Matt Digges wholesales a number of interesting RBS offerings that work at mimicking oil, gold or the S&P 500 when things are good and mostly have the objective of moving to cash when things are bad. He recently introduced me to “The Behavior Gap,” a wonderful read that may change your practice and even moderate the way you think about investing.
The book is written by Carl Richards, a Utah-based certified financial planner who is often a guest on NPR’s Marketplace Money. Carl’s genius is summed up by Barry Ritholtz, “Carl has a wicked way with a Sharpie.” That may be an understatement.

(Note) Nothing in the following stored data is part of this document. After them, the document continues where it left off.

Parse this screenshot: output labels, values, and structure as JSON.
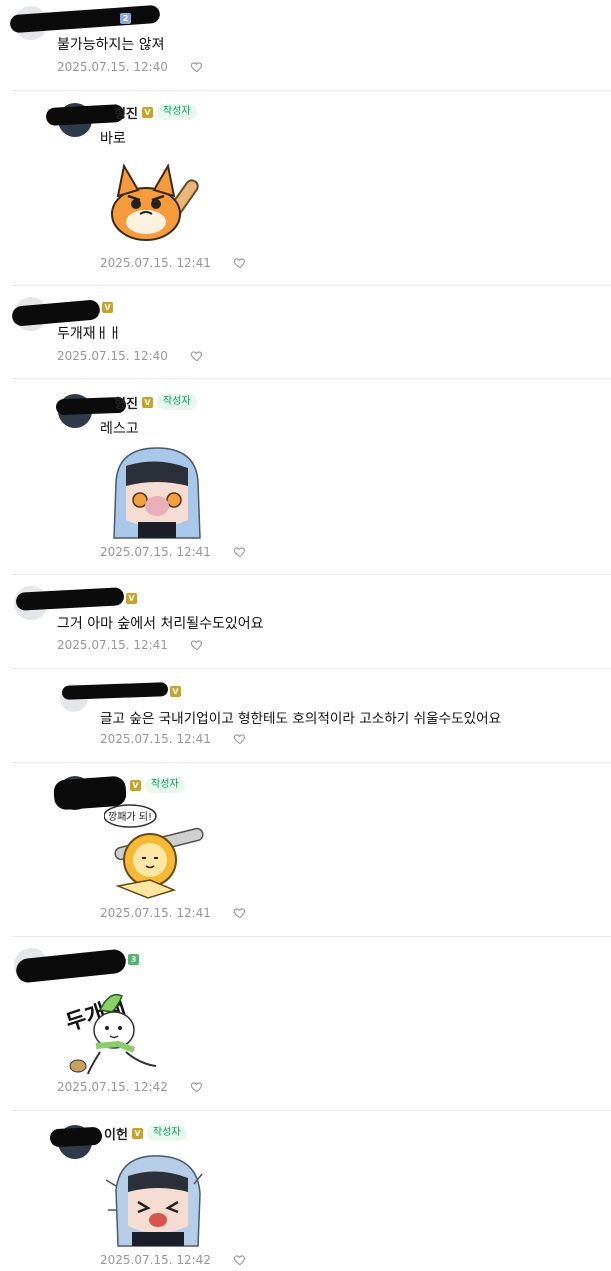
{
  "comments": [
    {
      "text": "불가능하지는 않져",
      "time": "2025.07.15. 12:40",
      "badge": "2",
      "badge_color": "#8aa8d8"
    },
    {
      "nick": "형진",
      "text": "바로",
      "time": "2025.07.15. 12:41",
      "badge": "V",
      "author_tag": "작성자",
      "sticker": "fox-with-bat-sticker"
    },
    {
      "text": "두개재ㅐㅐ",
      "time": "2025.07.15. 12:40",
      "badge": "V"
    },
    {
      "nick": "형진",
      "text": "레스고",
      "time": "2025.07.15. 12:41",
      "badge": "V",
      "author_tag": "작성자",
      "sticker": "blue-hair-girl-sticker"
    },
    {
      "text": "그거 아마 숲에서 처리될수도있어요",
      "time": "2025.07.15. 12:41",
      "badge": "V"
    },
    {
      "text": "글고 숲은 국내기업이고 형한테도 호의적이라 고소하기 쉬울수도있어요",
      "time": "2025.07.15. 12:41",
      "badge": "V"
    },
    {
      "text": "",
      "time": "2025.07.15. 12:41",
      "badge": "V",
      "author_tag": "작성자",
      "sticker": "lion-with-bat-sticker",
      "sticker_caption": "깡패가 되!"
    },
    {
      "text": "",
      "time": "2025.07.15. 12:42",
      "badge": "3",
      "badge_color": "#4cb86a",
      "sticker": "dugaejae-onion-sticker",
      "sticker_caption": "두개재"
    },
    {
      "nick": "이헌",
      "text": "",
      "time": "2025.07.15. 12:42",
      "badge": "V",
      "author_tag": "작성자",
      "sticker": "crying-girl-sticker"
    }
  ],
  "colors": {
    "author_tag": "#03a85a",
    "badge_v": "#c9a227",
    "meta": "#9a9a9a"
  }
}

Carl gets across sophisticated concepts in simple drawings. He also is a thinker. Here’s Carl on feelings:
You need to be emotionally prepared for the times when your faith in your perfectly sound, reality-based decisions will be tested. And of course, this applies to every investment decision — not just the decision to sell or not to sell.
Meanwhile, let’s not make all this seem harder than it is. Making the decision to sell or hold an investment is relatively simple when we’re aware of the cognitive traps of fear and greed. It should be clear to anyone that if you own an investment that has tripled in price, and you made that investment based on luck, it would be wise to take the profit and invest it in something that more accurately reflects your plan.
I’ll be reviewing “The Behavior Gap” in an upcoming The Investment Edge column. Even so, I am so delighted with the book (“The Behavior Gap — Simple Ways to Stop Doing Dumb Things with Money,” by Carl Richards [Penguin, 2012]) that I thought you might like to either visit your bookseller or click and pay online. Carl is not only a great financial artist (maybe a new term), but he also has a great way with words and concepts.